A l’image des formes élémentaires de la grille, WRIGHT utilisait des volumes simples pour composer certains de ses bâtiments, non pas pour atteindre strictement une pureté formelle, mais aussi pour permettre un assemblage plus précis des volumes indépendants. C’est par cette méthode, davantage présente pendant la période des Prairies, qu’il a décliné les volumes selon deux plans principaux en leur donnant des propriétés différentes. Le plan cruciforme et le moulin à vent (« pinwheel ») sont le résultat d’une recherche d’un ordre de composition pour générer un dialogue entre des espaces statiques et dynamiques par des changements de rapports de proportion ou de rotation autour d’un cœur (chœur). A ce titre, le Unity Temple est composé, en plan, d’un carré qui compose l’espace central (rapport 1 : 1) combiné à des rectangles (rapport 1 : 2) abritant les entrées des cloitres et les balcons. Il résultait alors une très grande clarté dans l’édifice tout en étant subtil dans les espaces développés. A l’image de Louis KAHN qui intriquait des volumes simples tels que des cylindres, cubes ou prismes pour créer des ouvertures, des dialogues et des ambiguïtés spatiales. Ces ambiguïtés sont davantage marquées par le principe des éléments indépendants ; WRIGHT a dissocié tous les éléments qui composent une pièce (sols, plafonds, mobilier…) pour les assembler de manière plus précise, les espaces perdent alors une certaine pureté au profit d’une subtilité plus élaborée.

La séquence

Nous l’avons vu dans les extraits de textes, le mouvement a une importance majeure dans l’appréciation de l’œuvre de WRIGHT. L’architecture implique nécessairement un travail de parcours ; par des jeux de confrontation des axes de ses bâtiments aux points de vue, de la lecture évidente des extérieurs aux volumes que le visiteur doit contourner, WRIGHT génère une recherche dans le processus d’entrée qui devient dynamique et symbolique ; à l’image des temples égyptiens où le chemin vers le sanctuaire propose un passage symbolique d’un monde à l’autre. On pourrait pousser plus loin l’analogie en parlant des variations des hauteurs de plafond, des jeux de lumière, des contractions et dilatations des espaces. Cependant, la quête chez WRIGHT ne mène pas à un espace fermé et obscur comme un sanctuaire, mais à un grand noyau central lumineux (physique ou spatial).


Conclusion

Ces recherches nous permettent de mieux comprendre le parallèle entre les maisons Usoniennes et les maisons Prairies. Elles obéissent aux même éléments fondamentaux tels que la grille, le noyau, les volumes, mais se différencient par leurs méthodes de conception. Les contextes sociaux (l’élaboration de « communities » avec plan directeur en grappes de parcelles circulaires identiques) et économiques influent directement le type d’habitation et par conséquent, sa grammaire ; WRIGHT a donc développé l’architecture organique dans plusieurs situations propres aux sites et aux clients. Aussi il subsiste dans les maisons Usoniennes une économie dans les plans qui rime davantage avec une adaptation d’un modèle de conception qu’à une baisse de qualité globale.

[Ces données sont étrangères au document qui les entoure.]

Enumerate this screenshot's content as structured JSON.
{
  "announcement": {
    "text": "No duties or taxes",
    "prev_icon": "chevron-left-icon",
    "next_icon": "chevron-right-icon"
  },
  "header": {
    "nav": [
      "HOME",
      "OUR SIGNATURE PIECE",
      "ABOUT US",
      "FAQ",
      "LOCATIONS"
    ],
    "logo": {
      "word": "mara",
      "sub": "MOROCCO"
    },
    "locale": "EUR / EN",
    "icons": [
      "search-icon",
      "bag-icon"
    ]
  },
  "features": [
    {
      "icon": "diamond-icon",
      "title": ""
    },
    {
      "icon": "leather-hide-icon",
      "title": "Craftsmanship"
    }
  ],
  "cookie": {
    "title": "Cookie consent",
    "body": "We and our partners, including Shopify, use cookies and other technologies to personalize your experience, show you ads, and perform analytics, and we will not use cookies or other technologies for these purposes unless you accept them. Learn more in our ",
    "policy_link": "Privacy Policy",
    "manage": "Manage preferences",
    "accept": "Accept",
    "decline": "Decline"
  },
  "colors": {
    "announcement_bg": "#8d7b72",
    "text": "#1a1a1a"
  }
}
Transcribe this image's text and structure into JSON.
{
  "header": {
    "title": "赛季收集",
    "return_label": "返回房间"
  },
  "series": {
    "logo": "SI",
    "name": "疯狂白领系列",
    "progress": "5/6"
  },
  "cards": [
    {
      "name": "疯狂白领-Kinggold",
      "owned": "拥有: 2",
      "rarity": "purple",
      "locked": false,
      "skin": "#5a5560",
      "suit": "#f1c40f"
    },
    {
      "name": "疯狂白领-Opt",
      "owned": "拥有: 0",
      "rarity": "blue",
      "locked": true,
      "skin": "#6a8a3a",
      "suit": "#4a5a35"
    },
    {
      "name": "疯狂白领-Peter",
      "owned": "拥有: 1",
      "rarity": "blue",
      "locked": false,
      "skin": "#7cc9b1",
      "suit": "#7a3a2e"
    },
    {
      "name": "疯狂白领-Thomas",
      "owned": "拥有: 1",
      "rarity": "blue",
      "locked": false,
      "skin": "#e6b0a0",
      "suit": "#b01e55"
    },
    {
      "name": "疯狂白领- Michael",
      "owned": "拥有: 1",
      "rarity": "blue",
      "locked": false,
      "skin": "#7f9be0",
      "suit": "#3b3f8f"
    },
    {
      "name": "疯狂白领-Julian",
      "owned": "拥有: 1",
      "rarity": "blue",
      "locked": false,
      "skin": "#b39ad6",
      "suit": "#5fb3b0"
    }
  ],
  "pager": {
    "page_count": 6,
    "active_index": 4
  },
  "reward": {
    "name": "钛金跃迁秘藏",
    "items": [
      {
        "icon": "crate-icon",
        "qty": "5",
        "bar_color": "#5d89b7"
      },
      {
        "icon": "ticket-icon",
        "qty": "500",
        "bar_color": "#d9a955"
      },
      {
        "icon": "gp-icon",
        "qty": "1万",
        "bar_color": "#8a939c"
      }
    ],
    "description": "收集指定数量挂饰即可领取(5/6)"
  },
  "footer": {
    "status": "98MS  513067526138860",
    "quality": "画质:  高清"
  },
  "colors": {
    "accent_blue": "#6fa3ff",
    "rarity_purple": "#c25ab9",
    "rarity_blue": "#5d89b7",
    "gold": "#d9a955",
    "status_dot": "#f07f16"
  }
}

Les Prairies, quant à elles furent davantage construites pour de riches propriétaires et permettaient, par conséquent, plus de liberté autant dans les expérimentations que dans l’échelle des projets. WRIGHT se présente incontestablement comme le pionnier de l’architecture organique, non pas en reprenant naïvement les formes de la nature, mais en intégrant dans son langage les échelles, les proportions, les émotions, les impressions propres à l’être humain. Ses édifices sont à la fois clairs dans leur discours, conscients de leur contexte et environnement et conçus comme des organismes vivants possédant un cœurs et des ramifications.